Reconstruction of the quadriceps tendon to restore extensor function in cases of chronic rupture.

Indications

Rupture of the quadriceps tendon due to delayed diagnosis, failure of primary refixation or after implantation of a knee endoprosthesis.

Contraindications

Infections.

Surgical technique

Reopen the old incision and verify whether the quadriceps tendon can be reattached to the patella.
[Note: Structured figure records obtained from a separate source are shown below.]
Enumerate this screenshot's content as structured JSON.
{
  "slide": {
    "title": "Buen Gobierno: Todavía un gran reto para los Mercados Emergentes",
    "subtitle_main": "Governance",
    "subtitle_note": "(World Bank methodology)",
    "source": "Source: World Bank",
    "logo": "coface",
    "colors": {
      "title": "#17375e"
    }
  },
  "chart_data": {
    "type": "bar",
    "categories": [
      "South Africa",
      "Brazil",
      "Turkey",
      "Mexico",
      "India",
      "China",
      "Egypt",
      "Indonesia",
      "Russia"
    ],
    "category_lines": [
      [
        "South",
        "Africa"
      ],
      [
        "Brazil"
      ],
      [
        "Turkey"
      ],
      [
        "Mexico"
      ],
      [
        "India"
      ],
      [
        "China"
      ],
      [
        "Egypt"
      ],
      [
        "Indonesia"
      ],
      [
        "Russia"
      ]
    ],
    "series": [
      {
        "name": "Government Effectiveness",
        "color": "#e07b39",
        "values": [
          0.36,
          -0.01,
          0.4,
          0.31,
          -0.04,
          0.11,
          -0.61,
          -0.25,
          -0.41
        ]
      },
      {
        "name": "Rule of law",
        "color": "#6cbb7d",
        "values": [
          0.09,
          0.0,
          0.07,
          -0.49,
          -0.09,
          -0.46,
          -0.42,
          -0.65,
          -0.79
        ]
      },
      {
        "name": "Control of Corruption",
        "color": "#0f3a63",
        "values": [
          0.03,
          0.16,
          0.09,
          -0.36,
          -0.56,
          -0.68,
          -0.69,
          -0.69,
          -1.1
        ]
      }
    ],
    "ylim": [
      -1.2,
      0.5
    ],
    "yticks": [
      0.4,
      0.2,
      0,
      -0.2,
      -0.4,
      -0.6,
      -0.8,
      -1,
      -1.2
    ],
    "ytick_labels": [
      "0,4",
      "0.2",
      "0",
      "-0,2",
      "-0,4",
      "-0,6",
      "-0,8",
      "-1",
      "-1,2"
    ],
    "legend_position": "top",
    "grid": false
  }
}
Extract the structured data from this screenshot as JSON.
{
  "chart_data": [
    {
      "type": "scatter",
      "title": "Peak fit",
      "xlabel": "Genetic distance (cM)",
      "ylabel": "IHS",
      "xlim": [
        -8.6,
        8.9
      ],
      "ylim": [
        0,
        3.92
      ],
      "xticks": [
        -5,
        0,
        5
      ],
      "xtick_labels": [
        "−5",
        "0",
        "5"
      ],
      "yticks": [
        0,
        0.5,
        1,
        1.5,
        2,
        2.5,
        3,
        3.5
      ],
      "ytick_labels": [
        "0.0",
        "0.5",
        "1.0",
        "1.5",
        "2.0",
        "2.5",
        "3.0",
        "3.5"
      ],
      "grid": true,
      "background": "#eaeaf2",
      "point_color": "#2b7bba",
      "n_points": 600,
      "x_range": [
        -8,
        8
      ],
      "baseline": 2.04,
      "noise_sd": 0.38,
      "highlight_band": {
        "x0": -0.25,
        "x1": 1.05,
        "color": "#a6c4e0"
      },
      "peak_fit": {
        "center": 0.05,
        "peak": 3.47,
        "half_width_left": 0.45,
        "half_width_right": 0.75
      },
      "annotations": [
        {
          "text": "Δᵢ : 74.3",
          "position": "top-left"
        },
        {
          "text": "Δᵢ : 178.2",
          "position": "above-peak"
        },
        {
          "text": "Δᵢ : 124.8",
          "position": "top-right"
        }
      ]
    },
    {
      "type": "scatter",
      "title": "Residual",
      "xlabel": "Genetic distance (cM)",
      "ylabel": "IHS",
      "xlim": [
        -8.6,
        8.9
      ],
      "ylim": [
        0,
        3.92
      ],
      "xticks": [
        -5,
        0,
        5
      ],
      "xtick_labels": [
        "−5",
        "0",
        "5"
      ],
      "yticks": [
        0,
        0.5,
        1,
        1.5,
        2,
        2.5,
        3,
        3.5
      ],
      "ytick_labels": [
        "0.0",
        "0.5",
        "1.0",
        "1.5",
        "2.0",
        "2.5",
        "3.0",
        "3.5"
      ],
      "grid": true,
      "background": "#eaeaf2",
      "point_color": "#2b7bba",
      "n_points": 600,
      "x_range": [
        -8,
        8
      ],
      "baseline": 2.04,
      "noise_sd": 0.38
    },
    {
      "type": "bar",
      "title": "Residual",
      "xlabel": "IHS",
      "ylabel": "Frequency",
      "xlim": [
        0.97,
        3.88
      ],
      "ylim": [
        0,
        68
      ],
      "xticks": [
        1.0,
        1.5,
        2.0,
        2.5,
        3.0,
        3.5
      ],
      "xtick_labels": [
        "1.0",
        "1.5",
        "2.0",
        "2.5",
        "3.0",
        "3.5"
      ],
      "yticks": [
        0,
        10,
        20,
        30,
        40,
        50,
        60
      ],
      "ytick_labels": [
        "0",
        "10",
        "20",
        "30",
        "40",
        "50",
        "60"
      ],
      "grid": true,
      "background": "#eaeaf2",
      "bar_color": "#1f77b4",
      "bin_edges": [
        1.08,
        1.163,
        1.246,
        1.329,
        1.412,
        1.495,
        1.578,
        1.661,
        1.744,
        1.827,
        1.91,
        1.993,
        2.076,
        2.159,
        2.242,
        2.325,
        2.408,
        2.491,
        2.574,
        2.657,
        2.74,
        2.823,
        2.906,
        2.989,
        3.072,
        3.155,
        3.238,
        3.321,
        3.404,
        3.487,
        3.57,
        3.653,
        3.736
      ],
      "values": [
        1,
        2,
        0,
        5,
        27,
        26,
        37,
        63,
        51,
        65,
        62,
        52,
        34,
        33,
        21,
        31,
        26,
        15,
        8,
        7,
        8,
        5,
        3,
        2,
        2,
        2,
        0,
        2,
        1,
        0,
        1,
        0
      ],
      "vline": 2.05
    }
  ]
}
If there is no dehiscence, refixation with bone anchors (no bone defects) or transosseously (bone defects). If the tissue quality is poor (e.g., previous surgery, knee prosthesis), augmentation with local VY turnover flap, tubular autologous or allogeneic tendon graft or with a synthetic mesh. If the dehiscence is < 5 cm, a VY lengthening flap is recommended. For defects > 5 cm, an allogeneic Achilles tendon graft is used; if the patella is absent an allogeneic extensor graft is used. In cases of significant patella infera (Caton Index < 0.5), either a needling, a Z-plasty to lengthen the patellar tendon (2–3 cm length) or proximalization of the tibial tubercle is performed.

Rehabilitation

In cases of refixation with augmentation, 6 weeks of partial weight-bearing (10 kg body weight) in a straight removable splint. Range of motion: 4 weeks 0‑0-60, 5–6 weeks 0‑0-90. In cases of augmentation (total knee arthroplasty): Partial weight-bearing of 10 kg body weight is permitted for 6 weeks in a straight removable brace. Subsequently, the patient transitions to an articulated brace for another 6 weeks with progressive range of motion limitations as follows: weeks 7–8: 0‑0-30°, weeks 9–10: 0‑0-60°, weeks 11–12: 0‑0-90°. Thereafter, unrestricted motion is allowed, and the brace may be discontinued.

Results

To date, only small case series have been published on all techniques for managing chronic quadriceps tendon injuries, which were summarized in three systematic reviews. In the native knee refixation with or without augmentation can achieve good clinical results with low rerupture rates. High revision rates and unsatisfactory functional outcomes have been reported after the use of larger allogeneic grafts (Achilles tendon or extensor tendon), therefore these procedures should only be used when large defects cannot be reconstructed using other techniques.